Als ich das erste Mal mit Geocaching in Berührung kam, schreckte ich ein wenig vor der Ausrüstung zurück. Ich sollte einen 300€ teuren GPS-Empfänger kaufen, der mich dann zu den Caches leitet? Das war mir definitiv zu teuer!
Ein Jahr später hatte mich dann wieder die Neugier gepackt, diesmal war ich aber im Besitz eines Nokia N95, welches bereits einen GPS-Receiver (GPSr) integriert hat. Also einen Cache aus dem Internet herausgesucht und losgelaufen. Obwohl ich den Cache damals gefunden (aber nicht geloggt) hatte, wusste ich nun, warum ich nur selten etwas über Geocaching auf Handys gelesen hatte. Einerseits sind die Empfänger nicht mal ansatzweise so stark und damit präzise, wie in einem richtigen GPSr und auch die Bedienung mag für Straßenrouting funktionieren, aber im Wald oder bei manchen Caches mit Berechnungen, Projektionen und Peilungen ist es einfach vorbei.
Dummerweise war ich jetzt infiziert, ein GPSr musste her! Also mal schnell zu Amazon, denn dort hatte ich noch einen Geschenkgutschein von Weihnachten übrig. Doch die Anzahl an verfügbaren Geräten schockierte mich zuerst etwas, denn sind die Geräte für 150€ nun wirklich gut oder sollte ich doch lieber zu einem 300€ Geräte greifen?
Die Entscheidung kann ich Euch letztlich nicht abnehmen, denn einerseits ist es eine Glaubensfrage (Garmin, Magellan oder ganz andere), anderseits eine Geldfrage, aber sicher auch eine Einsatzgebietfrage. Folgende Fragen solltet ihr Euch stellen, um zu einem für Euch richtigen GPSr zu kommen:
- Wie viel Geld bin ich bereits auszugeben?

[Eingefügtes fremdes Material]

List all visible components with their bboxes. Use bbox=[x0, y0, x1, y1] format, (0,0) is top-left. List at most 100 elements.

- Will ich außer Cachen noch etwas damit machen?
- Hier entscheidet sich ob zum Beispiel eine Routing-Funktionalität oder Kartenanzeige wichtig sind
- Brauche ich einen integrierten Kompass?

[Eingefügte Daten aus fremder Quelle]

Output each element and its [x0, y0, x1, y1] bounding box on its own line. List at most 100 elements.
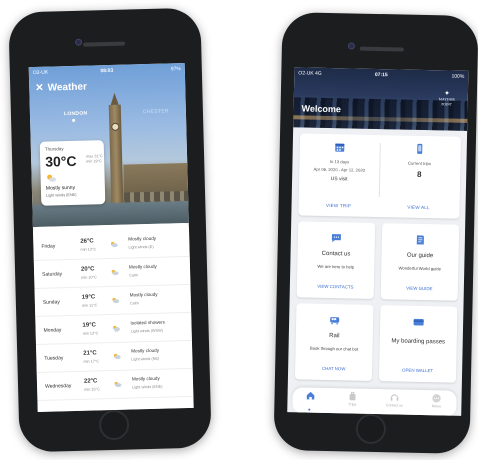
- forecast-min: min 13°C: [82, 331, 99, 336]
- today-min: min 19°C: [86, 159, 102, 164]
- city-tab-london[interactable]: LONDON: [64, 111, 88, 118]
- showers-icon: [113, 325, 120, 332]
- rail-card[interactable]: Rail Book through our chat bot CHAT NOW: [294, 303, 374, 381]
- forecast-wind: Light winds (E): [128, 244, 154, 250]
- forecast-min: min 17°C: [83, 359, 100, 364]
- weather-hero: O2-UK 08:03 97% ✕ Weather LONDON CHESTER…: [28, 62, 189, 228]
- forecast-min: min 11°C: [81, 303, 98, 308]
- nav-label-contact: Contact us: [385, 403, 404, 408]
- earpiece-speaker: [359, 46, 404, 52]
- brand-logo: ✦ MAYFAIR POINT: [434, 89, 460, 107]
- home-icon: [306, 391, 315, 400]
- contact-subtitle: We are here to help: [317, 263, 355, 270]
- forecast-condition: Mostly cloudy: [128, 263, 157, 270]
- forecast-temp: 20°C: [80, 266, 95, 273]
- welcome-heading: Welcome: [301, 103, 342, 115]
- view-contacts-link[interactable]: VIEW CONTACTS: [297, 283, 374, 290]
- chat-bubble-icon: [331, 234, 341, 243]
- status-time: 07:15: [374, 71, 388, 79]
- upcoming-trip[interactable]: In 13 days Apr 06, 2020 - Apr 12, 2020 U…: [298, 133, 380, 217]
- forecast-condition: Mostly cloudy: [131, 375, 160, 382]
- current-trips[interactable]: Current trips 8 VIEW ALL: [378, 135, 460, 219]
- today-card: Thursday 30°C max 31°C min 19°C Mostly s…: [39, 140, 106, 206]
- open-wallet-link[interactable]: OPEN WALLET: [379, 367, 456, 374]
- forecast-day: Saturday: [42, 271, 63, 278]
- cloudy-icon: [112, 297, 120, 304]
- guide-title: Our guide: [406, 252, 434, 260]
- trip-dates: Apr 06, 2020 - Apr 12, 2020: [313, 166, 366, 173]
- status-time: 08:03: [100, 67, 114, 75]
- status-bar: O2-UK 08:03 97%: [33, 66, 181, 78]
- headset-icon: [390, 394, 399, 401]
- forecast-condition: Mostly cloudy: [131, 347, 160, 354]
- guide-subtitle: Wonderful World guide: [398, 265, 442, 272]
- forecast-temp: 21°C: [83, 350, 97, 357]
- cloudy-icon: [113, 353, 121, 360]
- status-bar: O2-UK 4G 07:15 100%: [298, 70, 464, 81]
- forecast-wind: Light winds (WSW): [130, 328, 163, 334]
- active-indicator: [308, 408, 311, 411]
- forecast-temp: 19°C: [82, 322, 96, 329]
- contact-card[interactable]: Contact us We are here to help VIEW CONT…: [296, 221, 376, 299]
- app-title: Weather: [47, 81, 88, 94]
- forecast-condition: Mostly cloudy: [129, 291, 158, 298]
- nav-label-menu: Menu: [431, 404, 441, 409]
- forecast-row[interactable]: Sunday 19°C min 11°C Mostly cloudy Calm: [34, 284, 192, 317]
- weather-screen: O2-UK 08:03 97% ✕ Weather LONDON CHESTER…: [28, 62, 194, 412]
- front-camera: [347, 42, 355, 50]
- earpiece-speaker: [83, 41, 126, 47]
- nav-item-menu[interactable]: Menu: [421, 393, 451, 409]
- current-trips-count: 8: [416, 169, 422, 179]
- more-icon: [432, 394, 441, 403]
- nav-label-home: [295, 401, 325, 402]
- forecast-wind: Calm: [129, 301, 139, 306]
- battery-label: 97%: [170, 66, 181, 73]
- rail-title: Rail: [329, 333, 340, 340]
- city-tab-chester[interactable]: CHESTER: [143, 108, 169, 115]
- current-trips-label: Current trips: [407, 160, 432, 167]
- chat-now-link[interactable]: CHAT NOW: [295, 365, 372, 372]
- forecast-day: Tuesday: [44, 355, 64, 362]
- forecast-min: min 15°C: [84, 387, 100, 392]
- forecast-temp: 22°C: [83, 378, 98, 385]
- cloudy-icon: [111, 269, 119, 276]
- forecast-row[interactable]: Saturday 20°C min 10°C Mostly cloudy Calm: [33, 256, 191, 289]
- forecast-row[interactable]: Monday 19°C min 13°C Isolated showers Light …: [35, 312, 192, 345]
- close-icon[interactable]: ✕: [35, 83, 44, 94]
- today-minmax: max 31°C min 19°C: [86, 154, 103, 164]
- forecast-day: Monday: [43, 327, 62, 334]
- page-indicator-dot: [72, 118, 76, 122]
- home-button[interactable]: [355, 413, 387, 445]
- clock-tower-illustration: [108, 104, 124, 205]
- nav-item-home[interactable]: [295, 390, 325, 402]
- today-temp: 30°C: [44, 152, 77, 170]
- forecast-wind: Calm: [129, 273, 139, 278]
- rail-subtitle: Book through our chat bot: [309, 345, 359, 352]
- view-guide-link[interactable]: VIEW GUIDE: [381, 285, 458, 292]
- boarding-title: My boarding passes: [391, 338, 446, 346]
- forecast-day: Friday: [41, 243, 56, 250]
- forecast-list: Friday 26°C min 13°C Mostly cloudy Light win…: [32, 222, 194, 412]
- phone-weather: O2-UK 08:03 97% ✕ Weather LONDON CHESTER…: [8, 7, 212, 453]
- guide-book-icon: [416, 235, 424, 245]
- boarding-pass-card[interactable]: My boarding passes OPEN WALLET: [378, 305, 458, 383]
- forecast-row[interactable]: Wednesday 22°C min 15°C Mostly cloudy Light …: [36, 368, 194, 401]
- view-all-link[interactable]: VIEW ALL: [379, 204, 459, 211]
- forecast-min: min 10°C: [81, 275, 97, 280]
- stage: O2-UK 08:03 97% ✕ Weather LONDON CHESTER…: [0, 0, 478, 460]
- train-icon: [330, 317, 340, 325]
- weather-header: ✕ Weather: [35, 82, 87, 94]
- today-condition: Mostly sunny: [45, 184, 76, 192]
- forecast-day: Wednesday: [45, 383, 72, 390]
- phone-icon: [417, 143, 423, 154]
- forecast-row[interactable]: Friday 26°C min 13°C Mostly cloudy Light win…: [33, 228, 190, 262]
- trip-countdown: In 13 days: [329, 159, 350, 165]
- nav-item-contact[interactable]: Contact us: [379, 392, 409, 408]
- logo-line-2: POINT: [441, 101, 453, 107]
- nav-item-trips[interactable]: Trips: [337, 391, 367, 407]
- forecast-row[interactable]: Tuesday 21°C min 17°C Mostly cloudy Light wi…: [35, 340, 193, 373]
- home-button[interactable]: [98, 409, 130, 441]
- guide-card[interactable]: Our guide Wonderful World guide VIEW GUI…: [380, 223, 460, 301]
- calendar-icon: [335, 143, 345, 152]
- view-trip-link[interactable]: VIEW TRIP: [299, 202, 379, 209]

- Ich halte ihn für sehr sinnvoll und bin froh einen zu haben, allerdings muss man auch den Stromverbrauch dafür beachten
- Will ich auch im Gelände Kartendaten haben?
- Wenn das der Fall sein sollte, dann muss der Anbieter (meist sind die Karten proprietär, also nicht von anderen Herstellern nutzbar) topographische Karten zur Verfügung stellen
- Will ich ein Farbdisplay?
- Frage des persönlichen Geschmacks, manchmal aber auch der Bedienbarkeit – am besten in einem Laden ausprobieren!

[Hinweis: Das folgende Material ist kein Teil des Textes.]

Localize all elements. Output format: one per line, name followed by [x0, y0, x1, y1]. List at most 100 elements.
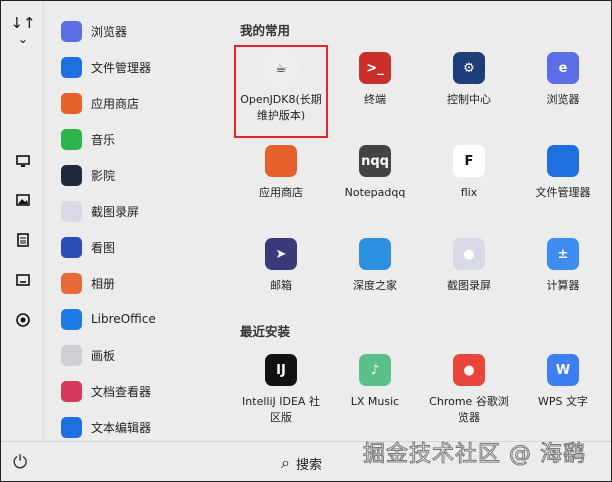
app-icon — [61, 92, 82, 114]
app-icon — [61, 416, 82, 438]
document-icon[interactable] — [13, 230, 33, 250]
app-icon — [61, 344, 82, 366]
app-tile[interactable]: ● 截图录屏 — [422, 231, 516, 324]
app-label: 应用商店 — [91, 96, 140, 111]
chevron-down-icon[interactable]: ⌄ — [13, 29, 33, 49]
app-label: 浏览器 — [91, 24, 128, 39]
app-icon: nqq — [359, 145, 391, 177]
app-list-item[interactable]: 音乐 — [45, 121, 231, 157]
app-icon: ☕ — [265, 52, 297, 84]
app-list-item[interactable]: LibreOffice — [45, 301, 231, 337]
search-label: 搜索 — [295, 457, 322, 473]
app-tile[interactable]: IJ IntelliJ IDEA 社区版 — [234, 347, 328, 440]
app-tile[interactable]: ± 计算器 — [516, 231, 610, 324]
app-list-item[interactable]: 画板 — [45, 337, 231, 373]
app-tile[interactable]: >_ 终端 — [328, 45, 422, 138]
app-list-item[interactable]: 文档查看器 — [45, 373, 231, 409]
app-label: 截图录屏 — [91, 204, 140, 219]
recent-grid: IJ IntelliJ IDEA 社区版 ♪ LX Music ● Chrome 谷歌浏览… — [234, 347, 610, 440]
app-label: Chrome 谷歌浏览器 — [429, 395, 509, 424]
app-icon: IJ — [265, 354, 297, 386]
app-tile[interactable]: 文件管理器 — [516, 138, 610, 231]
app-icon: ± — [547, 238, 579, 270]
app-tile[interactable]: nqq Notepadqq — [328, 138, 422, 231]
app-tile[interactable]: e 浏览器 — [516, 45, 610, 138]
app-tile[interactable]: ➤ 邮箱 — [234, 231, 328, 324]
app-label: 截图录屏 — [447, 279, 491, 292]
app-icon — [359, 238, 391, 270]
app-tile[interactable]: ♪ LX Music — [328, 347, 422, 440]
app-tile[interactable]: W WPS 文字 — [516, 347, 610, 440]
app-label: WPS 文字 — [538, 395, 588, 408]
settings-icon[interactable] — [13, 310, 33, 330]
app-icon — [61, 236, 82, 258]
app-label: 看图 — [91, 240, 116, 255]
app-icon: ♪ — [359, 354, 391, 386]
app-icon — [61, 308, 82, 330]
app-label: LX Music — [350, 395, 400, 408]
app-label: 浏览器 — [546, 93, 580, 106]
app-label: 相册 — [91, 276, 116, 291]
app-tile[interactable]: ☕ OpenJDK8(长期维护版本) — [234, 45, 328, 138]
app-icon — [61, 200, 82, 222]
app-label: 计算器 — [546, 279, 580, 292]
search-icon: ⌕ — [281, 453, 290, 472]
terminal-icon[interactable] — [13, 270, 33, 290]
app-icon: ⚙ — [453, 52, 485, 84]
favorites-grid: ☕ OpenJDK8(长期维护版本) >_ 终端 ⚙ 控制中心 e 浏览器应用商店 nqq Not… — [234, 45, 610, 324]
app-label: 应用商店 — [259, 186, 303, 199]
app-icon — [61, 56, 82, 78]
app-icon: ● — [453, 238, 485, 270]
launcher-window: ↓↑ ⌄ 浏览器 文件管理器 应用商店 音乐 影院 截图录屏 看图 相册 LibreOffice… — [0, 0, 612, 482]
main-panel: 我的常用 ☕ OpenJDK8(长期维护版本) >_ 终端 ⚙ 控制中心 e 浏览器 应用商店 n… — [231, 1, 612, 441]
app-tile[interactable]: ⚙ 控制中心 — [422, 45, 516, 138]
app-tile[interactable]: 应用商店 — [234, 138, 328, 231]
app-list-item[interactable]: 相册 — [45, 265, 231, 301]
app-label: 影院 — [91, 168, 116, 183]
app-label: 画板 — [91, 348, 116, 363]
app-tile[interactable]: Fflix — [422, 138, 516, 231]
app-label: IntelliJ IDEA 社区版 — [242, 395, 320, 424]
app-label: LibreOffice — [91, 312, 156, 326]
app-list-item[interactable]: 应用商店 — [45, 85, 231, 121]
app-label: 控制中心 — [447, 93, 491, 106]
app-list-item[interactable]: 浏览器 — [45, 13, 231, 49]
app-label: 文件管理器 — [91, 60, 152, 75]
all-apps-list: 浏览器文件管理器应用商店音乐影院截图录屏看图相册 LibreOffice 画板文档查… — [45, 13, 231, 445]
app-label: 终端 — [364, 93, 386, 106]
app-list-item[interactable]: 文件管理器 — [45, 49, 231, 85]
app-tile[interactable]: ● Chrome 谷歌浏览器 — [422, 347, 516, 440]
category-rail: ↓↑ ⌄ — [1, 1, 44, 441]
app-icon — [61, 20, 82, 42]
power-icon[interactable]: ⏻ — [13, 452, 27, 473]
app-label: Notepadqq — [344, 186, 406, 199]
app-icon — [61, 380, 82, 402]
app-icon — [61, 164, 82, 186]
app-label: 文本编辑器 — [91, 420, 152, 435]
recent-heading: 最近安装 — [240, 324, 291, 339]
app-tile[interactable]: 深度之家 — [328, 231, 422, 324]
app-icon: ● — [453, 354, 485, 386]
app-label: 邮箱 — [270, 279, 292, 292]
app-icon — [61, 128, 82, 150]
app-list-item[interactable]: 文本编辑器 — [45, 409, 231, 445]
app-list-item[interactable]: 看图 — [45, 229, 231, 265]
app-icon: W — [547, 354, 579, 386]
app-icon — [61, 272, 82, 294]
app-icon: e — [547, 52, 579, 84]
watermark: 掘金技术社区 @ 海鹞 — [363, 442, 586, 468]
app-label: 音乐 — [91, 132, 116, 147]
app-label: 文档查看器 — [91, 384, 152, 399]
app-label: flix — [460, 186, 478, 199]
desktop-icon[interactable] — [13, 151, 33, 171]
app-list-item[interactable]: 影院 — [45, 157, 231, 193]
app-icon — [265, 145, 297, 177]
app-icon: F — [453, 145, 485, 177]
app-label: OpenJDK8(长期维护版本) — [240, 93, 322, 122]
app-icon: ➤ — [265, 238, 297, 270]
app-label: 深度之家 — [353, 279, 397, 292]
app-label: 文件管理器 — [535, 186, 591, 199]
search-button[interactable]: ⌕ 搜索 — [281, 453, 322, 473]
picture-icon[interactable] — [13, 190, 33, 210]
app-list-item[interactable]: 截图录屏 — [45, 193, 231, 229]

- Wie groß und wie schwer soll mein Gerät sein?
- Es macht keinen Spaß mehrere Kilo während des gesamten Trips mit zu schleppen
- Wie viel Speicherplatz brauche ich?
- Eine Erweiterungsmöglichkeit per externen Speicherkarten stellt im Prinzip sicher, dass man beliebig nachrüsten kann.
Weiterhin solltet ihr noch auf die Möglichkeit achten, dass Euer Gerät per USB an den Computer anschließbar ist und für Euer Betriebssystem (Windows, Linux, MacOS) auch entsprechende Software verfügbar ist. Da die meisten Geräte heuzutage sowieso wasserdicht, weise ich darauf nicht explizit hin, aber mit einem TomTom-Autonavi sollte man eben nicht cachen gehen
Mit den Antworten bewaffnet könnt ihr jetzt entweder in einen Outdoor-Laden Eures Vertrauens gehen oder online (Amazon, Globetrotter oder andere) nach einem passenden Gerät suchen.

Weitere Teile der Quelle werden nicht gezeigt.